In una dichiarazione congiunta, i due leader, dopo aver affermato che “Cina e Russia sono dotati di profonde tradizioni democratiche millenarie (?)”, hanno infatti ribadito che “la democrazia non segue un modello unico” e che “esistono forme peculiari di democrazia dettate dalle specificità nazionali”. “Solo il popolo ha il diritto di decidere se il proprio stato è democratico”.   
Insomma, laogai, campi di sterminio, detenzioni arbitrarie, uccisione di Giulio Regeni e Jamal Khashoggi, per fare alcuni esempi, sono forme “peculiari” di democrazia, sulle quali nessuno deve metter bocca perché basate su pratiche millenarie e decise “dal popolo”.

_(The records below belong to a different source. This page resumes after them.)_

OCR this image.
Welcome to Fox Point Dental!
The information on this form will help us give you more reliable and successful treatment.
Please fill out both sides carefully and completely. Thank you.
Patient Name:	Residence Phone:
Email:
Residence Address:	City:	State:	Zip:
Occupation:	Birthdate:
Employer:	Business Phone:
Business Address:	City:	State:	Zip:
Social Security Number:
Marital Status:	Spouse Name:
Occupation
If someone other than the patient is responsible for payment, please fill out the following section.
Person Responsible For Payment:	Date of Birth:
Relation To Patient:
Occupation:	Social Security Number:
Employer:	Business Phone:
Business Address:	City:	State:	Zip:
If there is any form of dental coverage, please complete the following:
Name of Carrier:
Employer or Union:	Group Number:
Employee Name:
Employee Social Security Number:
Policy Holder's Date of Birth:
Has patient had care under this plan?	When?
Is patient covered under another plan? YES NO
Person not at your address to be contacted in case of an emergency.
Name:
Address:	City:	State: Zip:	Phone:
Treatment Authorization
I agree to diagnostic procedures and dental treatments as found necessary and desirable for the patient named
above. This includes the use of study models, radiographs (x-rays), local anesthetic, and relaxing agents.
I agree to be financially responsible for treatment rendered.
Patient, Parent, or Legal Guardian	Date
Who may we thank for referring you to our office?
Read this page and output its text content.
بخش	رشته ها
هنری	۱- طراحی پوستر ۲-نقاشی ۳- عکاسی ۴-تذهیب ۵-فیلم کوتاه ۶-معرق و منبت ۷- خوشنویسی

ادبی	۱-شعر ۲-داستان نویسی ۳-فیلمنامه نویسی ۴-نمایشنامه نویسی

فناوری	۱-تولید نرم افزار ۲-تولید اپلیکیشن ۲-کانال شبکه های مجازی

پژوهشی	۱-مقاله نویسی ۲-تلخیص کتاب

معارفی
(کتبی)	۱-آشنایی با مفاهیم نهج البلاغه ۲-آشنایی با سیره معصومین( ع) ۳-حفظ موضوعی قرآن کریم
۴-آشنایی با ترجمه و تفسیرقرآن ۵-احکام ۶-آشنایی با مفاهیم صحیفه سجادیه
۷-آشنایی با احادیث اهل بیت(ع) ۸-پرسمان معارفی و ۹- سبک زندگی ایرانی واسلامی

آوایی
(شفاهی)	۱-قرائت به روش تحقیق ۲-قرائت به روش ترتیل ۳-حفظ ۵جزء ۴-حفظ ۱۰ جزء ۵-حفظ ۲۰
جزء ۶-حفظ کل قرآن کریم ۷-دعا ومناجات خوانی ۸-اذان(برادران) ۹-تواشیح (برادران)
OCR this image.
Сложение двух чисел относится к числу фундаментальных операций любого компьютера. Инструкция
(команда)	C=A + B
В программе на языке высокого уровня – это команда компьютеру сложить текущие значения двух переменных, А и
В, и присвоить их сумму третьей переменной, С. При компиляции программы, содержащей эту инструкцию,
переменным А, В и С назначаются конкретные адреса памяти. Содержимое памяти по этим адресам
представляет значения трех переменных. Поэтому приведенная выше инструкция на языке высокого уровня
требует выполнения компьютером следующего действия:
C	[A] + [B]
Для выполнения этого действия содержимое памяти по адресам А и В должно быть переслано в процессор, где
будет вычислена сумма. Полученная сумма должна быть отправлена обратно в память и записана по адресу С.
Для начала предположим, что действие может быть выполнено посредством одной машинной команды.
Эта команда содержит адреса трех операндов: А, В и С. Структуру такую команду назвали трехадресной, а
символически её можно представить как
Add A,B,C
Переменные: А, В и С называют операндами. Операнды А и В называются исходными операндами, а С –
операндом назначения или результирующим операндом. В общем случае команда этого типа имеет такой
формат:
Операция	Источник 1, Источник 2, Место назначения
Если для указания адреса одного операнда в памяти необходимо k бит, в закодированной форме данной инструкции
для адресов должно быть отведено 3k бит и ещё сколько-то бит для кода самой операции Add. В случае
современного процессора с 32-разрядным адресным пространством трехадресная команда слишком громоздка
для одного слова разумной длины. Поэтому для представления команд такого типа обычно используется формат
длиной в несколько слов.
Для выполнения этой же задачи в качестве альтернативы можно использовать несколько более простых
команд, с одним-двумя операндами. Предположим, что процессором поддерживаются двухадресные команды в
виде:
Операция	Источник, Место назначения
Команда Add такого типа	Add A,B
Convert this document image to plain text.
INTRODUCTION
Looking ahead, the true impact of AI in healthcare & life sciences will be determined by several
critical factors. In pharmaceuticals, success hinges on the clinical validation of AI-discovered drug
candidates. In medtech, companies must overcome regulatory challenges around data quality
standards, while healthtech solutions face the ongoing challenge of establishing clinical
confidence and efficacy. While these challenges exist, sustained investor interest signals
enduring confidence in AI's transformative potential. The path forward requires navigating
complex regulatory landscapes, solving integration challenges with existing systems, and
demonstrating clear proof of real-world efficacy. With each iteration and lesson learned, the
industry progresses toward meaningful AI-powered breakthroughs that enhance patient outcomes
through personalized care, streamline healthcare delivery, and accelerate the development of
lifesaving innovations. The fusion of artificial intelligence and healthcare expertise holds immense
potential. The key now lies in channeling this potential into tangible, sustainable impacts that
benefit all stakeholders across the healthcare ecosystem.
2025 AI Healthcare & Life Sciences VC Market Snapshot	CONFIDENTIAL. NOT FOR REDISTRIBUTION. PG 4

L’asticella della sfida globale, da questo punto di vista, si sposta ancora più in alto perché l’attivismo delle due super potenze mondiali in questione, dall’Ucraina al Sahel e all’intero scacchiere medio orientale per l’uno, all’espansione del progetto “Via della Seta” e al soffocamento delle residue sacche di resistenza interna per l’altro, pongono a rischio i fondamenti stessi del modello di democrazia “occidentale” fondato sullo stato di diritto e la tutela delle libertà fondamentali che si considerava “punto di riferimento” anche in paesi ben lontani dal raggiungerlo.
Ed è una sfida che va presa sul serio, senza divisioni e distinguo, perché ne va dell’avvenire di tutti: siamo entrati in una fase dove il “surplace”, per non dire l’”appeasement” farebbero solo il gioco di lorsignori.